Access & Environment Report May 2018

Indigenous cultural heritage -As noted in previous reports, the education tab is being updated with info. Here is the latest brief outline on Indigenous cultural heritage. There will be a lot more conversations around this in the future. More info and downloads on the tab itself.

INDIGENOUS CULTURAL HERITAGE
With climbing and bouldering becoming more popular in the cities now – through the growth of climbing and bouldering gyms – it means that more people are heading out to the parks to try it outdoors. On rock. Needless to say, quality rock is of huge importance here.
Rock also plays a huge part in the history of the indigenous people. They used it for shelter. They held ceremonies on and under it and of it. And they told their stories on it. With so much indigenous history now gone, ensuring that what remains is conserved, is of the utmost importance.
And this is where the co-habitation of climbing/bouldering and indigenous cultural heritage can be a delicate and sensitive path that we must tread.
Maybe in years gone by, cultural heritage wasn’t so much of a priority when it came to people getting outdoors and pursuing their activities. But hopefully we know better now. And we know more. Awareness of cultural heritage has been something that, we at CliffCare, have been trying to encourage the climbing community to engage it. With Traditional Owners now in joint and co-management in a variety of parks, the conversation is one that is coming up more regularly.
There will be more discussions on this and hopefully many climbers come to the table to help us progress on workable solutions to use many of the same places whilst protecting the history of the indigenous people. On the Education tab, there are a variety of thoughts, articles and info downloads to start you thinking. A few words below from Gordon Poultney from the first Grampians Bouldering guidebook a number or years ago. Whilst it was written in relation to boulderers and the guidebook, the info is the same for climbing. Bracketed words have been added to the quote. Food for thought.

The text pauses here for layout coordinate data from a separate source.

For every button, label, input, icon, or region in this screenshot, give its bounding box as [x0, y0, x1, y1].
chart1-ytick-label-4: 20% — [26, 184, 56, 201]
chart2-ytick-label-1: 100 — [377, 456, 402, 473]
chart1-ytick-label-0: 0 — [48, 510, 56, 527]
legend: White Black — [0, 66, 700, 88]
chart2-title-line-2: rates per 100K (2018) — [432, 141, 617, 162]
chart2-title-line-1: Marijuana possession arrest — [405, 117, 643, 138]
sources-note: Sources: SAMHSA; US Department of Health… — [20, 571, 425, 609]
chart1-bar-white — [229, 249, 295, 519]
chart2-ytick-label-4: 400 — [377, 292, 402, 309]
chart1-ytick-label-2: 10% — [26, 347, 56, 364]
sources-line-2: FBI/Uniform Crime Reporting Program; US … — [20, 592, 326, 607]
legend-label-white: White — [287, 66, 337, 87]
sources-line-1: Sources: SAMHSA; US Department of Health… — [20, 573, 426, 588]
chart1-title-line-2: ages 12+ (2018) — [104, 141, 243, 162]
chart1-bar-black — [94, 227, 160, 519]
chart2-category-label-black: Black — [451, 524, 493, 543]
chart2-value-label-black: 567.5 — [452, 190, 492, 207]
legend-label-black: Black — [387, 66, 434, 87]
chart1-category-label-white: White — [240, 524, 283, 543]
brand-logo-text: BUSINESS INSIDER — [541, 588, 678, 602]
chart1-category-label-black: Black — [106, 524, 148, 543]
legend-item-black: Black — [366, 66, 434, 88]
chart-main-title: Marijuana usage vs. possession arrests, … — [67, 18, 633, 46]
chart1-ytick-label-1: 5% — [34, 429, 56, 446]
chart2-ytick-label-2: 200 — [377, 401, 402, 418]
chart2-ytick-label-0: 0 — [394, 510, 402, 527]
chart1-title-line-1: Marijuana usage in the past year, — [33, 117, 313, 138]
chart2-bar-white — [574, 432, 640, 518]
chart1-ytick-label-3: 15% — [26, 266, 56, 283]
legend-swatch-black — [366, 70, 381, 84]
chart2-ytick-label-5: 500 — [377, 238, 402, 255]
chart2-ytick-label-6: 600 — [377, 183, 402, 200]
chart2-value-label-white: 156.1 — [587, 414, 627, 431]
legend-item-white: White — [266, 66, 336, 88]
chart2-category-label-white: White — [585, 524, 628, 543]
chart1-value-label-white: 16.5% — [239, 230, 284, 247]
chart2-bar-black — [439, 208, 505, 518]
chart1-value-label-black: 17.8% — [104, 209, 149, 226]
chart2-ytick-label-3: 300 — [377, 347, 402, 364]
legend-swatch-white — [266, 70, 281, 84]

Picture this. The city that you and your friends and family have lived in for hundreds of generations has just been taken over by other people. Very different people. Massacres, murder, rape and new diseases have decimated your kind to a fringe dwelling existence where once you were free. Your sports stadiums, war memorials, churches and art galleries have largely been destroyed or defaced beyond recognition… There’s no reason for us as boulderers (climbers) to add to this dispossession. Please don’t climb over or near rock art sites. Not only is it illegal but morally wrong to do so. It is culturally arrogant for us to pass ill informed judgement on the quality, merits and value of rock art sites.
No fires, particularly not in caves. If you’re cold put on more clothes or go home.
Wherever you go in the Grampians – if you know what to look for – you will find evidence of the Indigenous peoples who lived in the area, from rock art, tree scarring to the quarrying that you will see at nearly every crag in the Grampians. This heritage is extremely precious, and as boulderers (climbers) we have a particular responsibility to tread carefully because rock art often occurs in the kinds of places where we like to climb – overhanging caves. If you have even a suspicion there is rock art in a cave, don’t climb in it. There is plenty of rock, and no single boulder problem (or rock face/cave) is worth damaging rock art for, or risking our access to these areas.
https://cliffcare.org.au/about/education/indigenous-cultural-heritage/

IMG_1425

One of the many examples of rock art that occur in the Black Range. Some are not so noticeable as this one and are faded and often only seen once one is aware it is there.